A missão de Pequim na União Europeia teve uma resposta enérgica ao comunicado da NATO, afirmando que o Presidente Joe Biden mostra uma “mentalidade de guerra fria”.

A missão da China na União Europeia acusou a NATO de calúnia e de “exagerar na chamada ‘ameaça da China’” depois de os líderes da aliança ocidental terem advertido que o antigo Império do Meio apresenta “desafios sistêmicos” à ordem e à segurança internacionais.

Recorde-se que esta segunda-feira, em cimeira cúpula em Bruxelas, os líderes da aliança transatlântica, com Joe Biden presente pela primeira vez, assumiram uma postura enérgica em relação a Pequim – secundando as preocupações de Washington sobre a matéria. Pequim já estaria à espera deste alinhamento entre Estados-membros, mas talvez a afirmação perentória tenha apanhado o governo de Xi Jinping desprevenido.

Biden exortou seus membros da NATO a enfrentarem o autoritarismo e o crescente poderio militar da China, com a representação do governo de Pequim a afirmar que o Presidente dos Estados Unidos avaliou mal a situação internacional e revelou uma “mentalidade de guerra fria”.

“A China insta a NATO a ver o desenvolvimento da China de uma maneira racional, pare de exagerar a chamada ‘ameaça da China’ e pare de tomar os interesses e direitos legítimos da China como uma desculpa para manipular a política do bloco, criar confronto e alimentar geopolíticas de concorrência”, refere um comunicado oficial.

“Não vamos representar um ‘desafio sistêmico’ para ninguém, mas não vamos ficar sentados sem fazer nada se ‘desafios sistêmicos’ se aproximarem de nós”, escreve-se ainda. A missão disse que a China está comprometida com uma política de defesa de “natureza defensiva” e que a sua modernização militar é “justificada, razoável, aberta e transparente” – e também não é de agora.
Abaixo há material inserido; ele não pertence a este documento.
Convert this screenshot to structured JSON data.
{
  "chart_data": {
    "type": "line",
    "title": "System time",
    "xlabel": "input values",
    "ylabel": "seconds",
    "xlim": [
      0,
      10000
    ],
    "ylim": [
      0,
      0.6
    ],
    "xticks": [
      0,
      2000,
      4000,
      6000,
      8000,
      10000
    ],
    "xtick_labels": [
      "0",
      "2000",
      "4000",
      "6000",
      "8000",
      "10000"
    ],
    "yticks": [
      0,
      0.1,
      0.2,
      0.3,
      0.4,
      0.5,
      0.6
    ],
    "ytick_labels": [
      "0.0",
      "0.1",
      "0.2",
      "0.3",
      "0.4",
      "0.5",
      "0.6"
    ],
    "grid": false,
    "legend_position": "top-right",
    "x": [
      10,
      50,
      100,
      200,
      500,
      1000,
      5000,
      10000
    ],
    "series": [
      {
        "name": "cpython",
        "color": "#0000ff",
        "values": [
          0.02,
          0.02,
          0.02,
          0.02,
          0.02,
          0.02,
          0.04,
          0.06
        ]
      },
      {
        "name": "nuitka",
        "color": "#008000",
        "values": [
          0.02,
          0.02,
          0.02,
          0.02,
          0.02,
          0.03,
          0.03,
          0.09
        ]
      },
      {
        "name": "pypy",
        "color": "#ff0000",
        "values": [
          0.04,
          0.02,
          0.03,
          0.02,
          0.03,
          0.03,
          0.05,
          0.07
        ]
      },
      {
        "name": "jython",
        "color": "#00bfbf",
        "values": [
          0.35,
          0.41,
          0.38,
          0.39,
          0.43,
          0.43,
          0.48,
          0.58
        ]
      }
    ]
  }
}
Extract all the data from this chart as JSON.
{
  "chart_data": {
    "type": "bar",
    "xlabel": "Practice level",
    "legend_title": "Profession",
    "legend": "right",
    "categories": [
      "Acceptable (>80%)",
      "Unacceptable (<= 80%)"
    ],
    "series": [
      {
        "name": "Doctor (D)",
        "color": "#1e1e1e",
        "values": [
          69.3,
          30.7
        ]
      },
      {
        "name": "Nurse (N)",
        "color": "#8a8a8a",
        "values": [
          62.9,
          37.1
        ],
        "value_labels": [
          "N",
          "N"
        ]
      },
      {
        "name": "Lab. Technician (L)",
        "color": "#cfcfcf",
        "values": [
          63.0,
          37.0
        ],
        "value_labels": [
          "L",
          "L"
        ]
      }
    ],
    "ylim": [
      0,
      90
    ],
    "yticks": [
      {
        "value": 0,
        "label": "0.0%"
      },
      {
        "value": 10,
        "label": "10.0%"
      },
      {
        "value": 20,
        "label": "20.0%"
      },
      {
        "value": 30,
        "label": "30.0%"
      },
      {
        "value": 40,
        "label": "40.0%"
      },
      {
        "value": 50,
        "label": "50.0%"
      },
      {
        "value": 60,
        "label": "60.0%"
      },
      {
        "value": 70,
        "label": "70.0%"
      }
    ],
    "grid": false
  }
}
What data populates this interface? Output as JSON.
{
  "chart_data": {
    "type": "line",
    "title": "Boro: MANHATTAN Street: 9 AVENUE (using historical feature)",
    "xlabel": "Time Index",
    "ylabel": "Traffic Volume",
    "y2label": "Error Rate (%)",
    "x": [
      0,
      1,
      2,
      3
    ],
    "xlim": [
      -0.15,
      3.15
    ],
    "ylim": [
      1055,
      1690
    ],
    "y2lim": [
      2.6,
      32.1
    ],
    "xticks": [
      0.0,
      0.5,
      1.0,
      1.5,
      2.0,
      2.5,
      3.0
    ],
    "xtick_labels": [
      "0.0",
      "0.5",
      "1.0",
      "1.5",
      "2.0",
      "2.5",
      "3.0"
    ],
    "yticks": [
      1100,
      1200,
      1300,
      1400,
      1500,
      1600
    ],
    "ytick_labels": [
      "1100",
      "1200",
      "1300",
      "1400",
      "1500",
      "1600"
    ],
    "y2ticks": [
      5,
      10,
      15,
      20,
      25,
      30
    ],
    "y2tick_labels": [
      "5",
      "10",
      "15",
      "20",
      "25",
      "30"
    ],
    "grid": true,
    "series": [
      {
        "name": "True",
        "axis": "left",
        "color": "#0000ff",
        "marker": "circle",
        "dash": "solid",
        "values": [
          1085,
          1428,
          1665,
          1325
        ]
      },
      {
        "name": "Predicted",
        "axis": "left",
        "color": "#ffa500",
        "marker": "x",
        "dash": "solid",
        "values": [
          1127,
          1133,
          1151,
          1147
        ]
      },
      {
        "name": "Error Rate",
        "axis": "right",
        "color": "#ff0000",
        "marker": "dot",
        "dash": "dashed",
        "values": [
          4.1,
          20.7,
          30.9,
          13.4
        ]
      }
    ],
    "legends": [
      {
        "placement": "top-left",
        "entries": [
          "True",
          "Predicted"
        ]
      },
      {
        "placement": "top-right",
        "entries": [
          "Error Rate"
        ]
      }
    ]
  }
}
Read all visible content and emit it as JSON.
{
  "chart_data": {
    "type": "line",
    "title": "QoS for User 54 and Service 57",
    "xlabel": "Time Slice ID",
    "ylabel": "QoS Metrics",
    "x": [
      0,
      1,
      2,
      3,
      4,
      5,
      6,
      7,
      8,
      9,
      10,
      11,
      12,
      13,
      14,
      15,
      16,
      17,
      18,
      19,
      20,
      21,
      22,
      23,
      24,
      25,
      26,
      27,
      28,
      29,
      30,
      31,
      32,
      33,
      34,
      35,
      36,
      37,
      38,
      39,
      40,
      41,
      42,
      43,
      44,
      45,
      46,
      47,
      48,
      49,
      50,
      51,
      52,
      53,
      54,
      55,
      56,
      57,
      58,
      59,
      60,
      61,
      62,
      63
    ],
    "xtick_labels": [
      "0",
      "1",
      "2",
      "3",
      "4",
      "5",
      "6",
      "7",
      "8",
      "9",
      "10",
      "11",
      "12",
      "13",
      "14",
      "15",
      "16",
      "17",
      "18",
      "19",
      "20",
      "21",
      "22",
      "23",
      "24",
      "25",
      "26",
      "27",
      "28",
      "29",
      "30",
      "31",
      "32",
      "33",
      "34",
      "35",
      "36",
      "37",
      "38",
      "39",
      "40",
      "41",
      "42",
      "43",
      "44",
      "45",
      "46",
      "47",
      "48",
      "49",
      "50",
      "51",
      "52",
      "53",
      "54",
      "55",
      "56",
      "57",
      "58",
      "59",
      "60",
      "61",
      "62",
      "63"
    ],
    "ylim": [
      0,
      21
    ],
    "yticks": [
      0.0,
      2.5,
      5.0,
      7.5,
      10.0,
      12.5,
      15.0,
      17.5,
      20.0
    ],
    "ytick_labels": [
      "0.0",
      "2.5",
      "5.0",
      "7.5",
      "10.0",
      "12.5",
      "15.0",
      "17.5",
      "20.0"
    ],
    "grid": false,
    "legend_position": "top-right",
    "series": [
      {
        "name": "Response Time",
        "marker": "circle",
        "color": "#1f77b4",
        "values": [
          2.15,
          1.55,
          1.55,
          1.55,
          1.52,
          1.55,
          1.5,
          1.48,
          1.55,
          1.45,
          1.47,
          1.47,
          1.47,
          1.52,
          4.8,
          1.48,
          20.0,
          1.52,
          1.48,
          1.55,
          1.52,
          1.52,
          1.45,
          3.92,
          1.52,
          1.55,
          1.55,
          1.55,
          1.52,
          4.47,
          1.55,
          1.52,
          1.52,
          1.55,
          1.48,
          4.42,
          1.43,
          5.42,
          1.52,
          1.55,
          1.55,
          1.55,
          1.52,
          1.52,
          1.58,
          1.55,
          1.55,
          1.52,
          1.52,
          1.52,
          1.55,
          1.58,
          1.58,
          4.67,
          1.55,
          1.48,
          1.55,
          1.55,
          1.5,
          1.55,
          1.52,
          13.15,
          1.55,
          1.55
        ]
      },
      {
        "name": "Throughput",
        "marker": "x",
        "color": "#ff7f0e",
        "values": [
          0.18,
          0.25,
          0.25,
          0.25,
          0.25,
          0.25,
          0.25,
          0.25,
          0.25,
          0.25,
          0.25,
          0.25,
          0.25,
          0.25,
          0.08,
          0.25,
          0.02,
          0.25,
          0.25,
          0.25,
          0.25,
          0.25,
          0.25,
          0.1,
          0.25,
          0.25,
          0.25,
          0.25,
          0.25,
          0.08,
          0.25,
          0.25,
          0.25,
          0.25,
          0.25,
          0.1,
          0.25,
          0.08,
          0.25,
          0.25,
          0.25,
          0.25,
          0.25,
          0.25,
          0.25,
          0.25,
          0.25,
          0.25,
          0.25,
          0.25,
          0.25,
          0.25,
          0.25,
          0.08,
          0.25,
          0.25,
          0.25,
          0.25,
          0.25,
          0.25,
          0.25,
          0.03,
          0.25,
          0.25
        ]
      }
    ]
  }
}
A China afirmou ter muito menos ogivas nucleares que os membros da NATO e comprometeu-se a não usar ou ameaçar o seu uso contra Estados não nucleares, além de alegar ter gasto uma proporção menor do PIB em defesa que a média da NATO.

A longa declaração foi uma resposta à primeira menção significativa da China numa declaração de uma cimeira da NATO.

O encontro das nações do G7 na Grã-Bretanha no fim-de-semana também criticou a China sobre os abusos dos direitos humanos em Xinjiang e sobre a sua interferência na autonomia de Hong Kong.

O G7 exortou a China a “respeitar os direitos humanos e as liberdades fundamentais, especialmente em relação a Xinjiang e os direitos, liberdades e alto grau de autonomia de Hong Kong, consagrados na Declaração Conjunta Sino-Britânica e na Lei Básica”. E também destacou “a importância da paz e da estabilidade em todo o Estreito de Taiwan”.